Seriam executados na manhã seguinte,Liu simplesmente sorria ao ouvir qualquer alusão a isto.Já Wang estava intrigado com a atitude do amigo.

-Você é estranho,estamos para morrer e consegue sorrir assim sereno como uma criança.

-Tem então alguma ideia?

-Não e nem você.Não há meio de escapar e criminosos como nós nunca podem esperar por clemência.Desculpe Liu acredito em sua inocência mas os fazer voltar atrás agora é inútil como suplicar pela piedade de um tigre.

-Sabe como se dá caça aos tigres Wang?

Julgando Liu aflito a ponto de dizer coisas sem sentido ele preferiu o silêncio.

-Quando o Filho do Céu resolve tornar menos tediosos os seus dias sempre tomados pelo cerimonial e pelo peso de tantas funções vai ao campo levando consigo muitos homens,caçadores portando armas de fogo ou arcos e ainda outros com tochas mas todos eles são inúteis sem os encarregados pelos grandes rolos de linho.Os atiradores são apenas uma garantia contra qualquer ataque súbito,matar presa tão rara e cobiçada seria indigno e tão secundário quanto o destes é o papel dos portadores das tochas.Os homens do linho tem à mão largas e compridas faixas desse tecido especial e com ele tão logo encontram local adequado,geralmente uma clareira,armam uma emboscada estirando quatro delas no solo formam um grande quadrado ao qual se segue outro e outro e mais outro.Enquanto isso os demais afugentam o tigre na direção dos captores.A presa logo se aproxima,então usando de cordéis elevam os lados da armadilha.A fera recua mas as faixas suspensas formam uma espécie de caixa e a cada tentativa de se libertar consegue apenas se internar ainda mais no labirinto.

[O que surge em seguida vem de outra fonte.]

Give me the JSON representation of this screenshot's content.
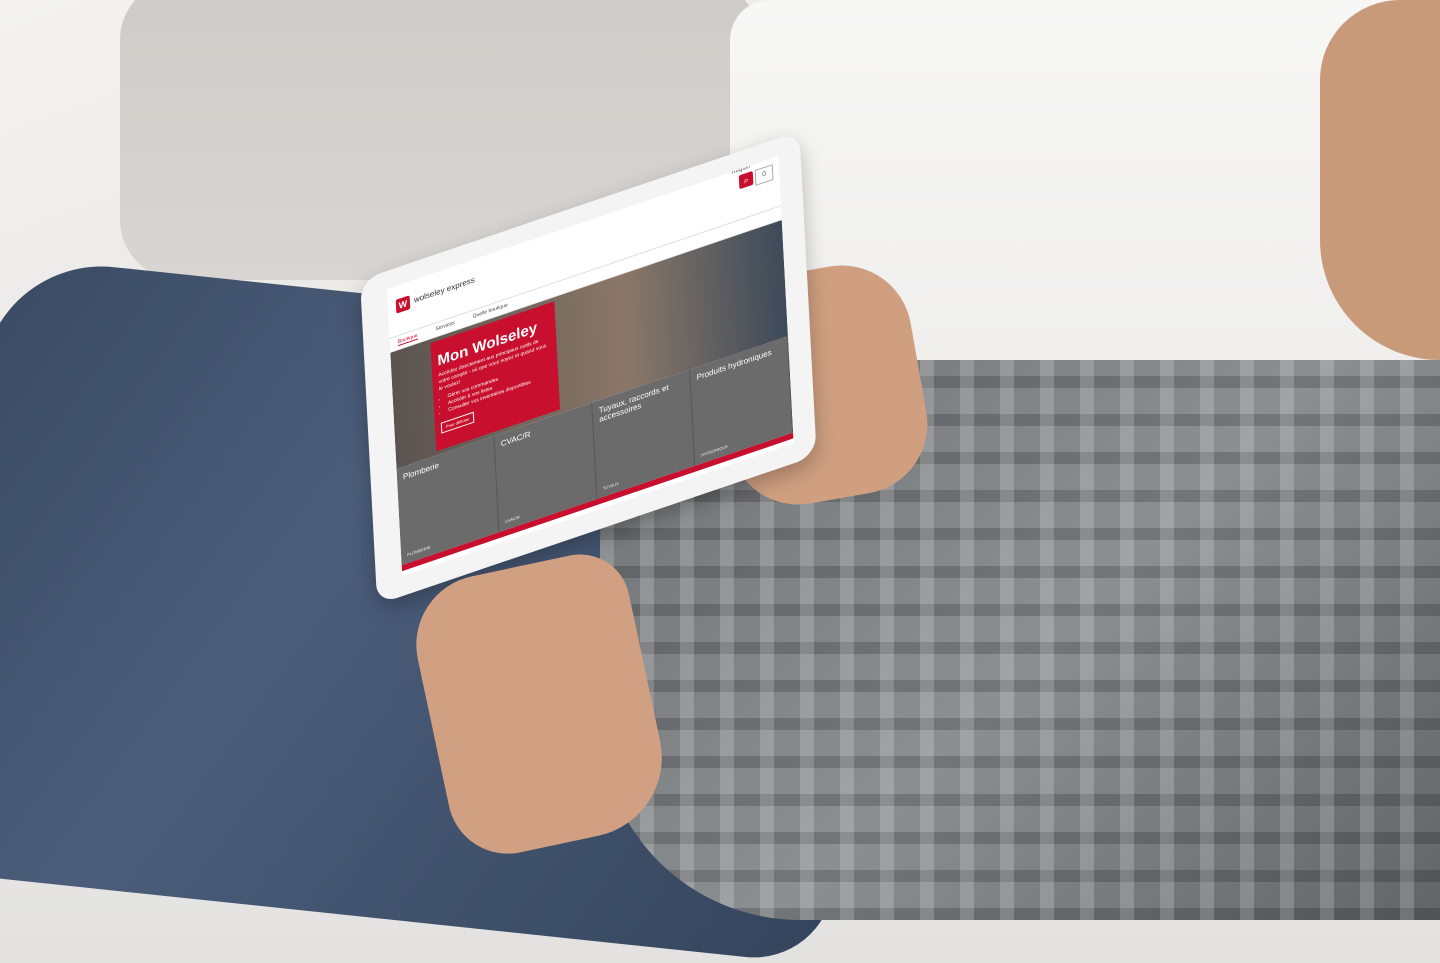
{
  "site": {
    "brand": "wolseley express",
    "header": {
      "language": "Région",
      "cart_label": "0"
    },
    "nav": [
      "Boutique",
      "Services",
      "Quelle boutique"
    ],
    "hero": {
      "title": "Mon Wolseley",
      "body": "Accédez directement aux principaux outils de votre compte - où que vous soyez et quand vous le voulez!",
      "bullets": [
        "Gérer vos commandes",
        "Accéder à vos listes",
        "Consulter vos inventaires disponibles"
      ],
      "cta": "Pour débuter"
    },
    "categories": [
      {
        "name": "Plomberie",
        "more": "PLOMBERIE"
      },
      {
        "name": "CVAC/R",
        "more": "CVAC/R"
      },
      {
        "name": "Tuyaux, raccords et accessoires",
        "more": "TUYAUX"
      },
      {
        "name": "Produits hydroniques",
        "more": "HYDRONIQUE"
      }
    ]
  },
  "colors": {
    "brand_red": "#c8102e",
    "category_gray": "#6b6b6b"
  }
}
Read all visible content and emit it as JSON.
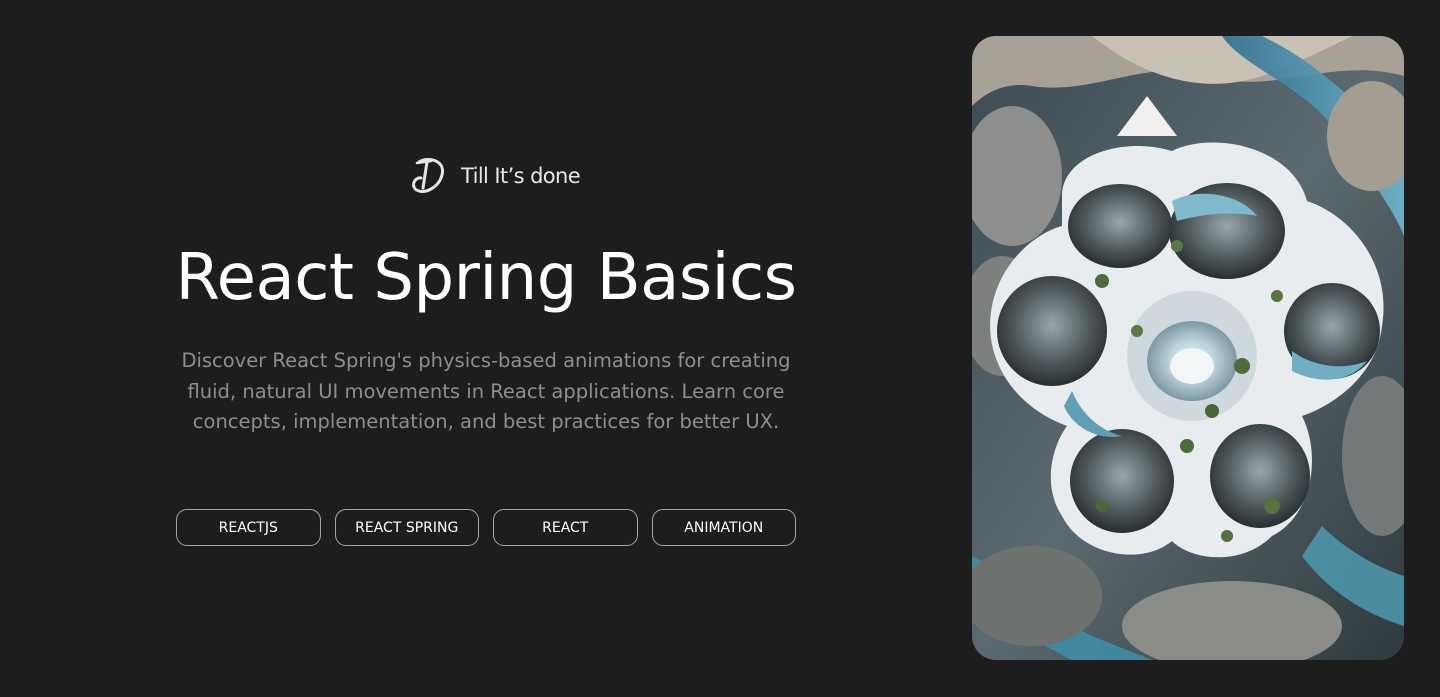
{
  "brand": {
    "name": "Till It’s done",
    "logo_icon": "td-monogram-icon"
  },
  "hero": {
    "title": "React Spring Basics",
    "description": "Discover React Spring's physics-based animations for creating fluid, natural UI movements in React applications. Learn core concepts, implementation, and best practices for better UX."
  },
  "tags": [
    {
      "label": "REACTJS"
    },
    {
      "label": "REACT SPRING"
    },
    {
      "label": "REACT"
    },
    {
      "label": "ANIMATION"
    }
  ],
  "image": {
    "subject": "aerial-architecture-illustration"
  },
  "colors": {
    "background": "#1d1d1d",
    "title": "#ffffff",
    "description": "#8e8e8e",
    "tag_border": "#a6a6a6"
  }
}
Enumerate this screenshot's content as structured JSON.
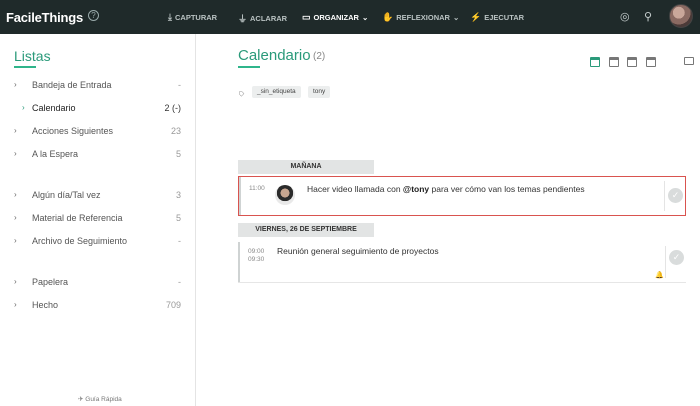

Wang balançava a cabeça incrédulo e de lábios entreabertos ameaçou dizer algo,Liu o impediu.

-Aí você me dirá que é apenas tecido quase tão frágil como o papel.O tigre porém ignora a natureza das muralhas e julga estar encerrado entre paredes espessas e intransponíveis,algumas vezes tenta resistir rugindo ou rodopiando em torno de si mesmo desesperado mas não ousa contudo se lançar contra as paredes que se aproximam e o envolvem,assim derrotado se deixa apanhar facilmente.

-Liu...

-Me tomam por um velho incapaz...Serão surpreendidos como o homem ao acordar no campo e que sozinho se depara com a morte,serão esfolados sem poder oferecer a menor resistência.

* * * * *

Manhã.Assim como estavam foram levados para o pátio.A cela ficara vazia a não ser pelo linho retalhado e pelo monte de palha.No cadafalso os condenados trocaram um último olhar,todos na multidão esperavam ouvi-los implorar isto geralmente os divertia e as chicotadas dos carrascos empregadas para os fazer calar eram uma preliminar do espetáculo aguardado.Eles nada disseram estavam firmes e Wang mais atrevido chegou mesmo a assobiar causando temor em alguns por ser esse um mau presságio.

Súbito não sentiam mais o solo sob os seus pés e ao contrário do costume logo que os corpos penderam presos nas cordas os carrascos pularam em seus ombros num procedimento conhecido entre eles por cavalgada,os gritos de euforia se faziam ouvir novamente.Agora no chão puxaram para trás os longos cabelos das vítimas e cortaram as suas gargantas.Para impressionar as autoridades presentes resolveram esquartejar os corpos ali mesmo,numa dança macabra deceparam as cabeças dos prisioneiros com os facões e os desmembravam.Mas logo ficaram assombrados com o fato de não haver sangue,eram como os bonecos de argila feitos para as crianças e assim como eles se transformaram em pó.O medo tomou a todos logo não havia mais ninguém na praça de execuções.

Ainda maior foi o horror sentido pelos guardas da carceragem.Uma espessa e fétida névoa negra tomou conta do local,viram então emergir da antiga cela de Liu duas bestas com garras e presas enormes,chifres bifurcados e corpo de serpente que fugiram rompendo as grades.

Logo a notícia se espalhou pela província,no princípio sem muito crédito pois tais histórias eram tão comuns quanto mentirosas.Restava apenas o inexplicável desaparecimento de várias pessoas naquela e em outras cidades deixando aflitas muitas famílias.Não se podia vislumbrar impunemente o terror provocado por aquelas duas nuvens negras no céu mensageiras de vida e morte a pairar sobre os campos deixando o seu rastro de sombra nos arrozais.